Rutgers-Newark chancellor ‘hoped to remain,’ as university president plans to replace her

Rutgers University Chancellor Nancy Cantor told staff and students in an email she “hoped to remain” at the institution to continue her decadelong work, a day after Rutgers University President Jonathan Holloway told staff he’ll be replacing her next summer.

The news of Cantor’s departure was met with dismay from Newark Mayor Ras Baraka, state legislative leaders and civic groups in the city, who wrote to Holloway calling the decision a “grave error.” Two dozen faculty members from Rutgers-Newark also sent Holloway a letter on Thursday, expressing shock at the plan for Cantor’s departure and demanding to know why she was being replaced.

“We chose Nancy Cantor to lead us; she has done that, and more. Surely it is not unreasonable for us to expect basic accountability from our president as to why she is suddenly no longer fit to be our chancellor?” the group of distinguished professors, department heads and associate professors wrote.

Dory Devlin, a spokesperson for Holloway’s office, wouldn’t say why Cantor’s contract would not be renewed after it expires in June. Devlin said it was a personnel matter and “wholly inappropriate to discuss.”

But Cantor’s email to faculty and students — her first public comments since news of her leaving was announced Wednesday — signaled her departure was not voluntary.

“I had hoped to remain here to continue advancing the expansive work we’ve done together over the past decade to build and strengthen civil and social infrastructure, but I am confident that the durable partnerships we’ve built are well-positioned to grow and that our university and our community can continue to thrive,” she wrote in her email.

In announcing Cantor’s departure, Holloway praised her tenure in Newark. He touted her expansion of financial aid programs to diversify the student body, her launching of a collaborative art space called Express Newark to foster the city’s creativity, and her leveraging of the university’s resources to provide data-based approaches to address public safety in Newark.

Though Baraka and the letter’s other signatories said Holloway was looking to “discard” Cantor, the university president praised the departing chancellor in this week’s announcement.
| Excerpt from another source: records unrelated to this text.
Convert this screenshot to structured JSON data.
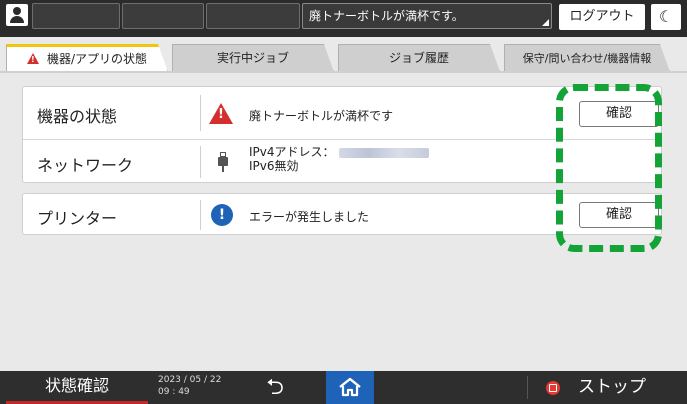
{
  "topbar": {
    "message": "廃トナーボトルが満杯です。",
    "logout_label": "ログアウト",
    "moon_glyph": "☾"
  },
  "tabs": [
    {
      "label": "機器/アプリの状態",
      "active": true
    },
    {
      "label": "実行中ジョブ",
      "active": false
    },
    {
      "label": "ジョブ履歴",
      "active": false
    },
    {
      "label": "保守/問い合わせ/機器情報",
      "active": false
    }
  ],
  "status": {
    "device_label": "機器の状態",
    "device_message": "廃トナーボトルが満杯です",
    "device_button": "確認",
    "network_label": "ネットワーク",
    "network_ipv4": "IPv4アドレス：",
    "network_ipv6": "IPv6無効",
    "printer_label": "プリンター",
    "printer_message": "エラーが発生しました",
    "printer_button": "確認"
  },
  "bottombar": {
    "status_label": "状態確認",
    "date": "2023 / 05 / 22",
    "time": "09 : 49",
    "back_glyph": "⮌",
    "stop_label": "ストップ"
  },
  "colors": {
    "highlight": "#13a337",
    "alert": "#d32f2f",
    "info": "#1e63b8",
    "tab_accent": "#f1c40f"
  }
}
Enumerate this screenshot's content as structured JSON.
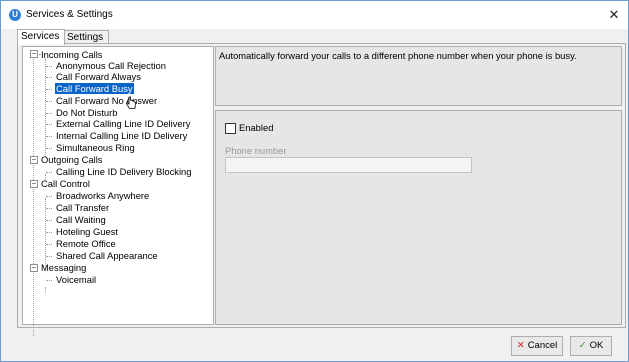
{
  "window": {
    "title": "Services & Settings",
    "app_icon_glyph": "U",
    "close_glyph": "✕"
  },
  "tabs": [
    {
      "label": "Services",
      "active": true
    },
    {
      "label": "Settings",
      "active": false
    }
  ],
  "tree": {
    "groups": [
      {
        "label": "Incoming Calls",
        "items": [
          "Anonymous Call Rejection",
          "Call Forward Always",
          "Call Forward Busy",
          "Call Forward No Answer",
          "Do Not Disturb",
          "External Calling Line ID Delivery",
          "Internal Calling Line ID Delivery",
          "Simultaneous Ring"
        ]
      },
      {
        "label": "Outgoing Calls",
        "items": [
          "Calling Line ID Delivery Blocking"
        ]
      },
      {
        "label": "Call Control",
        "items": [
          "Broadworks Anywhere",
          "Call Transfer",
          "Call Waiting",
          "Hoteling Guest",
          "Remote Office",
          "Shared Call Appearance"
        ]
      },
      {
        "label": "Messaging",
        "items": [
          "Voicemail"
        ]
      }
    ],
    "selected": "Call Forward Busy",
    "collapse_glyph": "−"
  },
  "description": "Automatically forward your calls to a different phone number when your phone is busy.",
  "settings": {
    "enabled_label": "Enabled",
    "enabled_checked": false,
    "phone_label": "Phone number",
    "phone_value": ""
  },
  "buttons": {
    "cancel_label": "Cancel",
    "cancel_icon": "✕",
    "ok_label": "OK",
    "ok_icon": "✓"
  },
  "colors": {
    "selection": "#0a64c8",
    "app_icon": "#2f7fd6",
    "cancel_icon": "#d03030",
    "ok_icon": "#3a9a3a"
  }
}
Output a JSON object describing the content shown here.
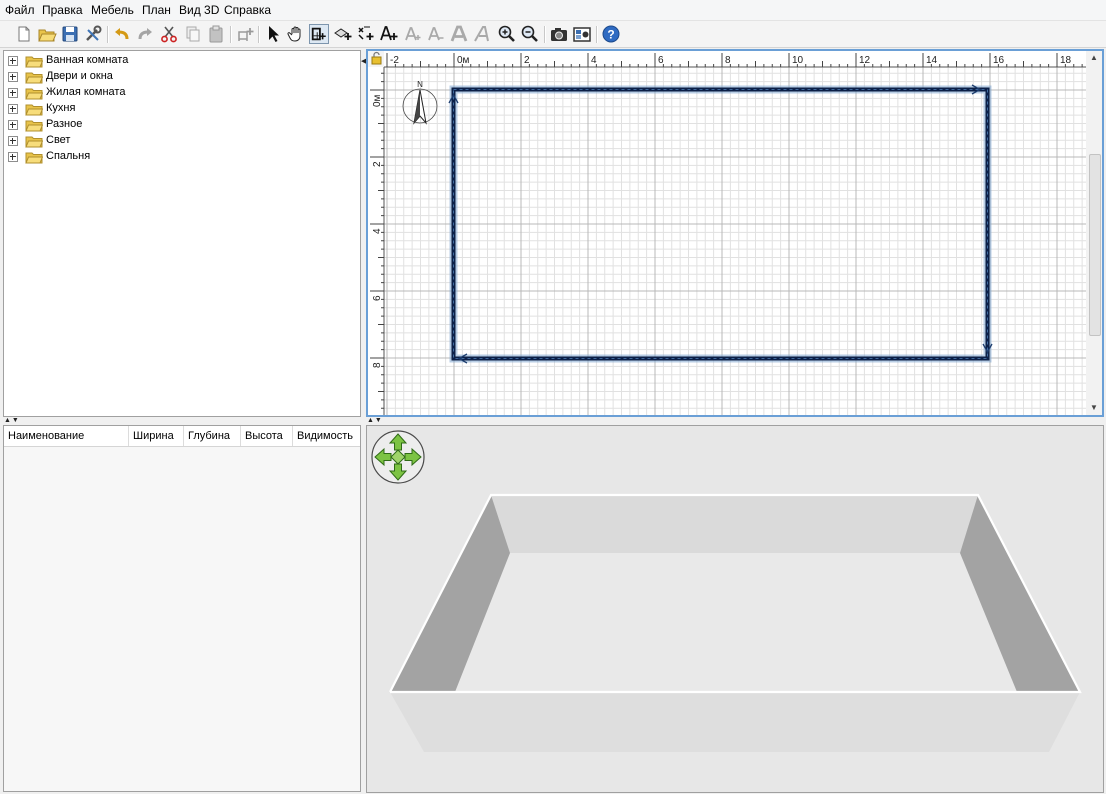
{
  "menu": [
    "Файл",
    "Правка",
    "Мебель",
    "План",
    "Вид 3D",
    "Справка"
  ],
  "toolbar_icons": [
    "new-home-icon",
    "open-icon",
    "save-icon",
    "preferences-icon",
    "undo-icon",
    "redo-icon",
    "cut-icon",
    "copy-icon",
    "paste-icon",
    "add-furniture-icon",
    "select-arrow-icon",
    "pan-hand-icon",
    "create-walls-icon",
    "create-rooms-icon",
    "create-dimensions-icon",
    "add-text-icon",
    "increase-text-icon",
    "decrease-text-icon",
    "bold-text-icon",
    "italic-text-icon",
    "zoom-in-icon",
    "zoom-out-icon",
    "create-photo-icon",
    "create-video-icon",
    "help-icon"
  ],
  "catalog": {
    "categories": [
      "Ванная комната",
      "Двери и окна",
      "Жилая комната",
      "Кухня",
      "Разное",
      "Свет",
      "Спальня"
    ]
  },
  "furniture_table": {
    "columns": [
      "Наименование",
      "Ширина",
      "Глубина",
      "Высота",
      "Видимость"
    ]
  },
  "plan": {
    "x_ticks": [
      "-2",
      "0м",
      "2",
      "4",
      "6",
      "8",
      "10",
      "12",
      "14",
      "16",
      "18"
    ],
    "y_ticks": [
      "0м",
      "2",
      "4",
      "6",
      "8"
    ],
    "compass_label": "N",
    "colors": {
      "wall": "#0c2048",
      "selection": "#6a9fd6",
      "grid": "#cfcfcf"
    }
  }
}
“There may be no other chancellor in the country as committed to the impact that a university can have on its host community as an anchor institution,” Holloway wrote. He said the university would launch a national search for her successor.

Holloway also responded to Baraka’s letter, which was co-signed by Senate Majority Leader Teresa Ruiz, Assemblymembers Shanique Speight and Eliana Pintor Marin, along with the CEOs of the New Jersey Performing Arts Center, Newark Museum of Art and the Victoria Foundation.

He said the university would replace Cantor with someone who could continue and build on her work for the campus.

“We will insist that the new chancellor exhibit the same kind of commitment to community partnerships and empowerment that Nancy Cantor has demonstrated,” he wrote. “I recognize that she will be a very difficult act to follow, but the initiatives she has launched and championed, and her example of public engagement and partnership, will give the incoming chancellor a terrific model to guide their own leadership of Rutgers-Newark.”

Cantor will take a one-year sabbatical at her current salary next June and will have the option of returning as a university professor with tenure, the university said.